People are often very conscious of what they eat today. There is such a variety of foods from which to choose. As a lad it was meat and three veg, other than on Friday when there was the delight of Fish n Chips! Today, the possibility of take aways or order ins are plentiful. And one of the gifts of our ethnic diversity is the culinary diversity which this brings.
Yet while scripture passages offered to us by the Church this week speak of food and drink, to be taken, eaten, drunk, and enjoyed, we can see that the actual nourishment being offered is beyond the literal. On Tuesday the Prophet Ezekiel spoke of being offered a scroll to eat. Today Wisdom offers the simple, us, her wine and food laid upon her table. In the Gospel of John, Jesus offers his flesh, his body and blood to eat, to drink.

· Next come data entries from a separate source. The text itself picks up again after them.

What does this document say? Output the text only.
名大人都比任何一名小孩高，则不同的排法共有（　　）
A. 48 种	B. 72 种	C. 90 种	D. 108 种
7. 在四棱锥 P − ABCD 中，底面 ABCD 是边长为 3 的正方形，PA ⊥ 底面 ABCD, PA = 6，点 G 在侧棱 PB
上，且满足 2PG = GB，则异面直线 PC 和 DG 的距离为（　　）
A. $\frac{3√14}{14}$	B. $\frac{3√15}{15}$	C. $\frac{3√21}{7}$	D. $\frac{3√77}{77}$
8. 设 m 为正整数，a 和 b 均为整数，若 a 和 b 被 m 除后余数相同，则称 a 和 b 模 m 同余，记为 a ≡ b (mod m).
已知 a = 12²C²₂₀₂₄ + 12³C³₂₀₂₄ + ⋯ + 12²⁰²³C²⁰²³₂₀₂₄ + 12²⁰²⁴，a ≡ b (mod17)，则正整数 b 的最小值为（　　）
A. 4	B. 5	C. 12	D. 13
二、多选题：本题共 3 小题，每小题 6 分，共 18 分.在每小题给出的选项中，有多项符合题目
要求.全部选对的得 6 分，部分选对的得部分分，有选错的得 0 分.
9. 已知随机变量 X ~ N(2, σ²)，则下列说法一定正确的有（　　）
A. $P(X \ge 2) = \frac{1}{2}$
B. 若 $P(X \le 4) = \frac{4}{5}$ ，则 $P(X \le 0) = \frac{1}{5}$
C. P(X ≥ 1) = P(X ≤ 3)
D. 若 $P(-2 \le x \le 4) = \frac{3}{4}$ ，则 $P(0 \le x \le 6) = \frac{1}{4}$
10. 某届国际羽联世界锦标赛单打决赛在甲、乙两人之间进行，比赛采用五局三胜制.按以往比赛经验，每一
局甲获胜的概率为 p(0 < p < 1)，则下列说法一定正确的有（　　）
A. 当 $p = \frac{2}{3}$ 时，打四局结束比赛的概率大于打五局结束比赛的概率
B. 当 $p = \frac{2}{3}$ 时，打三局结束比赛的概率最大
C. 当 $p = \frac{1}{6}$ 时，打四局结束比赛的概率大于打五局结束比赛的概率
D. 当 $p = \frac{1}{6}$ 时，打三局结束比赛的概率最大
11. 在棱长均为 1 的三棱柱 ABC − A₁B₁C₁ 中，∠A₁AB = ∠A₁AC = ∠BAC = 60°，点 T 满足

Every day we are nourished through our senses. We are nourished through what we see, hear, smell, touch, and taste. Yet are we making choices when it comes to what enters us through our senses? Are we seeking to enjoy sights, sounds, aromas, touch, and tastes which are actually going to give us life? Like some fast food, there is plenty around which can ‘fill us up’, and even give us a temporary fix, but will this give us life to the full?!
In the Sacraments we are nourished by God’s Word and through the presence of the Risen Lord. This nourishment will enable us to live eternally. This is the food which forms our response to all that life places before us. How is our daily intake of the Scriptures? How often are we availing of the Risen Lord in prayer and in the Sacraments?
I included a wonderful quote from St Jerome, the great Scripture Scholar, in a recent workshop on the Liturgy of the Word, “When we approach the (Eucharistic) mystery, if a crumb falls to the ground, we are troubled. Yet when we are listening to the word of God and God’s Word and Christ’s flesh and blood is being poured into our ears, yet we pay no heed, what great peril should we not feel?” (St Jerome).
Yes, both Word and Sacrament are essential nourishment for life; today and tomorrow. A reflection for us in the days ahead is to notice what is nourishing us. Are we being nourished well through our senses? How are we choosing? Remembering as Jesus says, “the one who feeds on me will have life because of me.”